We watch birch leaves burn
gold in November light.
They’re really more like spears
than hearts, she says. I still
love you, I confess, but it’s
like a paring blade hidden
in cedar-scented wool.
*
The second-hand jewelry box
pings out the Love Story theme
while the ballerina spins drunk
on her bent spring until the brass
key slows its counter-clockwise
revolution, and the girl who
forgives the ripped crinoline skirt,
the crooked red lips, stops her
own dance, pinches the key
and ratchets the crank for more.
*
The person I made you out to be
and the woman you thought I was
slow dance like holograms projected
on the gym floor, while you and I
sit on the bleachers, arguing
about the strangers we’ve become.
Tell me all the pop songs aren’t
peddling codependency, you say.
Tell me love is not impermanence
dressed up in fishnets and a kicky
new skirt, I reply.

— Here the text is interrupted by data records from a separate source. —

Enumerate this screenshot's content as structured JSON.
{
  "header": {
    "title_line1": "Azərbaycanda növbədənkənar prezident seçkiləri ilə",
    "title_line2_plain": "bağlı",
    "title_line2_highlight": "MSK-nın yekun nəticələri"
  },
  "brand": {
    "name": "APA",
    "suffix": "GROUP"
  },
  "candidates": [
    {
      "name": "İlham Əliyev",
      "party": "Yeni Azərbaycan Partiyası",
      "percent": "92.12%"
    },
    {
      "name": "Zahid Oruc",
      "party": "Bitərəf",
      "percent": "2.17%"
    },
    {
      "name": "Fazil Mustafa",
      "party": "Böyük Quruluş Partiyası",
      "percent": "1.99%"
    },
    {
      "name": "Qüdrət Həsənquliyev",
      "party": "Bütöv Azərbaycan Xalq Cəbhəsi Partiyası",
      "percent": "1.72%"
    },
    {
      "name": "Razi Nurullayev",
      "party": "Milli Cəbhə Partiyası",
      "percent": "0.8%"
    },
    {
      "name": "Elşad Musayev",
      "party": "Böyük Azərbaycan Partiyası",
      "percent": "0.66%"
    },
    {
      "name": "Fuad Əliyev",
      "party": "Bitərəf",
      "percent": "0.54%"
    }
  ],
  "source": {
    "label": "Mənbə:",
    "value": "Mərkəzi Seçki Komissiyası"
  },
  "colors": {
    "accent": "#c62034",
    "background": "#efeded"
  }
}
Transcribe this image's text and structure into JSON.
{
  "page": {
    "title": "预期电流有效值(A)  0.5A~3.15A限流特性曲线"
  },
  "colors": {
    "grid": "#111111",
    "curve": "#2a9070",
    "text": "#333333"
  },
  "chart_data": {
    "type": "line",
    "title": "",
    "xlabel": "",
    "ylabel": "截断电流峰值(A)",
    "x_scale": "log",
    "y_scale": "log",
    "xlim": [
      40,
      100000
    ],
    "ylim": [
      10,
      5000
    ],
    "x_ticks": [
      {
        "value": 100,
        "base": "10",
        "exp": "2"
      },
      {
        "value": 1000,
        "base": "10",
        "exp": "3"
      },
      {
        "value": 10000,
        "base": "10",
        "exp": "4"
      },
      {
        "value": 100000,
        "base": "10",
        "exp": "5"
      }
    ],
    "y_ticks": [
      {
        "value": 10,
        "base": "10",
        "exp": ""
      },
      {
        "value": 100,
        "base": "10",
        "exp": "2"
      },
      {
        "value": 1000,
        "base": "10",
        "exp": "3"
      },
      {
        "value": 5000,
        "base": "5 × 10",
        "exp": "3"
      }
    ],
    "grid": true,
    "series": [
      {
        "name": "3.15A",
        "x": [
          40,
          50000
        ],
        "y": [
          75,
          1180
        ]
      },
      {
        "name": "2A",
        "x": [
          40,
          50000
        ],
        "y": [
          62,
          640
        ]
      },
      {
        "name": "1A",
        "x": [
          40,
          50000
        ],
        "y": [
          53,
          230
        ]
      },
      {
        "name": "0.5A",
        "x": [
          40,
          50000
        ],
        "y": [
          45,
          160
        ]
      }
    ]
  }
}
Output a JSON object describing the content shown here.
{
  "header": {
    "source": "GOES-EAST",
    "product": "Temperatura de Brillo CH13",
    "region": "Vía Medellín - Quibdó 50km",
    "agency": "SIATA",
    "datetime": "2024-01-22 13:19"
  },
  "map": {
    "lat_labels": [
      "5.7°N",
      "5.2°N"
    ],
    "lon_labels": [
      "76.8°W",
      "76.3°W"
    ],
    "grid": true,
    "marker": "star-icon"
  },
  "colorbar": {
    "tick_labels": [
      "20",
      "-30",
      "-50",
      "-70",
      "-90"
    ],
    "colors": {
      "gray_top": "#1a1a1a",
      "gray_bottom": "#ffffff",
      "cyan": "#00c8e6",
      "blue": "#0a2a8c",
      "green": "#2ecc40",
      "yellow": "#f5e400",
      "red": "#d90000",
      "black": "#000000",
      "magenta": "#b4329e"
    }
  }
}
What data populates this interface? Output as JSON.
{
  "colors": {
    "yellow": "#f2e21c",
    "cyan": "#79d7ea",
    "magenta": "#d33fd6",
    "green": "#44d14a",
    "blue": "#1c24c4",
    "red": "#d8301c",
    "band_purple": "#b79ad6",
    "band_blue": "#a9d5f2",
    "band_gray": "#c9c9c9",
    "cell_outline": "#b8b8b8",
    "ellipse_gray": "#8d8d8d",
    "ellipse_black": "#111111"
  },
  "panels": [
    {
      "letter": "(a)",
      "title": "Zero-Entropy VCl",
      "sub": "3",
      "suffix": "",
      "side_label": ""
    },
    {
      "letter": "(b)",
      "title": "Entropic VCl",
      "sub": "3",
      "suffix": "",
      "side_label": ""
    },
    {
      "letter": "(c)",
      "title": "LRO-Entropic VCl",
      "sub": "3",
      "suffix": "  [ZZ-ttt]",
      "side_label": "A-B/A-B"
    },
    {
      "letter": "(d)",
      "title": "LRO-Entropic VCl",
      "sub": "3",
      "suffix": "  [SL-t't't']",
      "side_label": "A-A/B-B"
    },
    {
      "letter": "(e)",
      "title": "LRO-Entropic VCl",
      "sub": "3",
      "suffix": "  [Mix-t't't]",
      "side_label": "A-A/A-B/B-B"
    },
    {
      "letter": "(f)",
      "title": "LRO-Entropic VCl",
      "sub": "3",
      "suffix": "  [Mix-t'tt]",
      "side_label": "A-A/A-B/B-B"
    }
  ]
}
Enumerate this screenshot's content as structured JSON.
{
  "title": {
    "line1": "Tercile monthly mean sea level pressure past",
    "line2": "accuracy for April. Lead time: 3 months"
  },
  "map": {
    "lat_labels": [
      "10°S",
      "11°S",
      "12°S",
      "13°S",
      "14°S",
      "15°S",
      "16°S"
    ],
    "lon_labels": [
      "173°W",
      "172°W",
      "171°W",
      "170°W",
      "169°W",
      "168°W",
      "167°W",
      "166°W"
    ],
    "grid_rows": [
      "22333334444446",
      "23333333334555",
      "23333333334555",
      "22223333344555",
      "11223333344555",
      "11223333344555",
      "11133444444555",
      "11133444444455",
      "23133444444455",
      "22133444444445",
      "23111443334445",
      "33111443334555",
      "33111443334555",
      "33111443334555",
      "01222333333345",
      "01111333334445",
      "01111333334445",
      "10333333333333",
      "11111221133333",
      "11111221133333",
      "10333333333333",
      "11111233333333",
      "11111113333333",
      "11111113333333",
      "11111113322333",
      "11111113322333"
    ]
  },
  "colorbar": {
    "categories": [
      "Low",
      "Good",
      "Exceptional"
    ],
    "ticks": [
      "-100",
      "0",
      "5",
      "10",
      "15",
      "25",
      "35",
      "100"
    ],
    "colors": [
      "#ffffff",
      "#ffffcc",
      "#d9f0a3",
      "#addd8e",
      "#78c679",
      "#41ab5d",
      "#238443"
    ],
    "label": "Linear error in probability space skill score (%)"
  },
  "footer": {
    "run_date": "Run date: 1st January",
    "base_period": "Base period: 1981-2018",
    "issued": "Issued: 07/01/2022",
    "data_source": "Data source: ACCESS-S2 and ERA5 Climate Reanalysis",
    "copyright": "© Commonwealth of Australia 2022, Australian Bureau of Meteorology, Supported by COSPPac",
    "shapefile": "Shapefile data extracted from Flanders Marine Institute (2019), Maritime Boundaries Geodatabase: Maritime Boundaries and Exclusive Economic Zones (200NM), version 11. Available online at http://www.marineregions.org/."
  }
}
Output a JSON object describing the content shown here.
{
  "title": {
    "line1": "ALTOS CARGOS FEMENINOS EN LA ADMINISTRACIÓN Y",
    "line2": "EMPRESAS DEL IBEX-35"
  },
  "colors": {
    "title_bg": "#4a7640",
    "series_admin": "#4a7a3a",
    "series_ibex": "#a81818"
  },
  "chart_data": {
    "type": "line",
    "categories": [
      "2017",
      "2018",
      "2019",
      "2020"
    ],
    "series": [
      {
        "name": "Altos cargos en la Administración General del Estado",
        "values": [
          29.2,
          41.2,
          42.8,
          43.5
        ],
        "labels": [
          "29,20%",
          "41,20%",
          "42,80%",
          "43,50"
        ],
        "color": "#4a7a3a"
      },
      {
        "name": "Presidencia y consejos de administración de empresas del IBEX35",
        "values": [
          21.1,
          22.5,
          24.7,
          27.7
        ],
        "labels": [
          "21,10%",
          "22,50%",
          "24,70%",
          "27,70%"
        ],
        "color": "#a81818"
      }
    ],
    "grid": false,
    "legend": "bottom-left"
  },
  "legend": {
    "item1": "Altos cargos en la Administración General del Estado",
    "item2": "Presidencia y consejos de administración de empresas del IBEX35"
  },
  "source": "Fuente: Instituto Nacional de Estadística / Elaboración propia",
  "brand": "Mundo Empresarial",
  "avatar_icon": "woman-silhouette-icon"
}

Silence
stretches her arms out and yawns.
Your dance-floor ghost lays her head
on my transparent shoulder. I press
my used-to-be lips to your wish-it-were mouth.
*
As if try again were a dance. As if the past
were a snow globe housing Las Vegas
newlyweds, their cracked grins more comic
than tragic. Each spring the hummingbird
returned to paste her nest in the elm
outside our window. They’re a symbol of joy,
you said. Nasturtiums flamed in half barrels,
kingfishers spiked the air with song, and god
help me, I almost believed you.
*
For weeks I watched your fingers
crease the foiled origami squares
with knife-blade precision. Cranes
with arrows for wings. Some days
a teacup steaming on the table
beside you, some late nights
your lipstick print on a highball
backlit by city lights. Always
you slid a needle through
the bird’s paper heart, beading
one after another on red cotton
thread. A thousand times.
The whole flock dangling from
our coved ceiling when I dreamed
you painting one word on each:
yes, no, sorry, please, then
the front door slamming shut,
then those birds bursting into flight.